Most economists expect, on balance, that Reserve Bank governor Graeme Wheeler will wait until the next monetary policy statement in March to start raising the official cash rate rather than go at the next opportunity on Thursday.
A Reuters poll of 17 forecasters found only three banks - ANZ, HSBC and Citibank - ready to predict an increase this week. However the average probability forecasters assigned to an imminent hike was hardly negligible at 30 per cent.
And money market pricing is more aggressive, with Credit Suisse's swaps-based indicator putting the odds close to 50/50.
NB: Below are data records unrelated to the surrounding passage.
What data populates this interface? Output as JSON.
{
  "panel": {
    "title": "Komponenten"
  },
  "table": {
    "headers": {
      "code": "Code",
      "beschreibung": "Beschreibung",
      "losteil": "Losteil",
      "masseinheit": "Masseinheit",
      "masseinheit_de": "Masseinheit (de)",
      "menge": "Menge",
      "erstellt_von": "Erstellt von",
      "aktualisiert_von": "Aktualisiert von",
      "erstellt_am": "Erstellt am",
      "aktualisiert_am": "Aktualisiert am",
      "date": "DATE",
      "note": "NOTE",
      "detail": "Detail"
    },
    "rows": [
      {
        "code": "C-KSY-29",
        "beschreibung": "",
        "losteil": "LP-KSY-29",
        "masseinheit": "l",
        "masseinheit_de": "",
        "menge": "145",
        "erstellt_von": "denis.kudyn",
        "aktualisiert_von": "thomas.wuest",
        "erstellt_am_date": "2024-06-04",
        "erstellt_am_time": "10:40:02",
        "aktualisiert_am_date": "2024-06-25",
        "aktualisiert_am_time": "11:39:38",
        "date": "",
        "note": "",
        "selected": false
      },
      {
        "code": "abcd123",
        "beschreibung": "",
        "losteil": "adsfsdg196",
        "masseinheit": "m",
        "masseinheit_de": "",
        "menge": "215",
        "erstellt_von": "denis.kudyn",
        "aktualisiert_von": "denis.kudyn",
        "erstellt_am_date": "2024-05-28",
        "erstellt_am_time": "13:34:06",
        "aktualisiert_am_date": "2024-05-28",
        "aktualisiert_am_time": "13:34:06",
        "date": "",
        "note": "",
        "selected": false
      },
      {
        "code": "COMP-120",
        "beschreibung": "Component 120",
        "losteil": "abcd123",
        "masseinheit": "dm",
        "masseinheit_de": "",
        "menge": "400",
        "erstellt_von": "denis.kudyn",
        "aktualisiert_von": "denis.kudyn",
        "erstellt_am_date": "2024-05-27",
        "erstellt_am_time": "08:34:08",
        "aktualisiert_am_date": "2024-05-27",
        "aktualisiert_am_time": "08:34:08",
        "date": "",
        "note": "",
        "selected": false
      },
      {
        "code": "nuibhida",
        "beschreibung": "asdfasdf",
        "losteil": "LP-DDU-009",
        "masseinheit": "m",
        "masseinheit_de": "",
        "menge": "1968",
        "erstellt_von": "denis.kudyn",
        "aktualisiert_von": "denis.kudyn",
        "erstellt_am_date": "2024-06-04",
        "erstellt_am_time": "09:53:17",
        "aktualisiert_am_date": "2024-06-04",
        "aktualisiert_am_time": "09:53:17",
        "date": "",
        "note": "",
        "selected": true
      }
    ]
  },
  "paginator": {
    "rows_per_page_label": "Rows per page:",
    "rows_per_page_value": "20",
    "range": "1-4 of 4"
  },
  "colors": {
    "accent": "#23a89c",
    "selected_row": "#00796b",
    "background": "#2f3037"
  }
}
The OCR has been at an all-time low of 2.5 per cent for nearly five years, apart from the second half of 2010 when it was raised to 3 per cent - a move reversed after the February 2011 earthquake.
The revival in construction and manufacturing activity as rebuilding in Canterbury gathers pace is one of the main reasons the central bank has been signalling with increasing clarity for some months that such a low OCR has just about reached its use-by date.
In addition the economy is enjoying high export commodity prices, a surge in net immigration as the Australian economy slows and the warming effect on consumer confidence and spending of rising house prices.
The December monetary policy statement pencilled in four or five OCR rises this year starting in March or April.
Since then two of the major economic statistics have come in notably stronger than the Reserve Bank forecast. September quarter gross domestic product growth was 1.4 per cent when the bank had expected 1.1 per cent and the December quarter consumers price index rose 0.1 per cent when the bank picked a fall of 0.2 per cent.
That pushed annual inflation to 1.6 per cent, closer to the mid-point than the bottom of the Reserve Bank's target band, ANZ chief economist Cameron Bagrie points out.
"The Reserve Bank is now explicitly targeting the mid-point," Bagrie said, and he is now predicting a rate hike this week.
The Reuters poll found a median forecast that the OCR will rise a full percentage point (100 basis points) to 3.5 per cent by the end of the year.
Westpac chief economist Dominick Stephens is picking five hikes to 3.75 per cent.
The case for higher rates is already sealed, he says, but the economic benefits of going this week are small while the communication benefits of waiting until March are substantial.
Waiting for a full monetary policy statement would allow the bank to spell out its reasons and forecasts not only in the document itself but also in the accompanying press conference and appearance before Parliament's finance and expenditure select committee.
It allows the bank to publish an indicative forward track for the next two years. By contrast a move this week would be accompanied only by a brief statement of a few paragraphs.
The risk is that the financial markets would interpret it as the Reserve Bank believing it is behind the curve and scrambling to play catch-up, and they would consequently yank wholesale interest rates and the dollar higher.
ASB chief economist Nick Tuffley takes a similar view to Stephens.
The economic data have been stronger than the Reserve Bank forecast but not dramatically, he says. By waiting until March it could more precisely signal its views on the pace and magnitude of the tightening cycle ahead and lessen the risk of misinterpretation by the markets.
But Tuffley notes that it is not unprecedented for the bank to begin a tightening cycle without a full monetary policy statement - it did so in January 2004.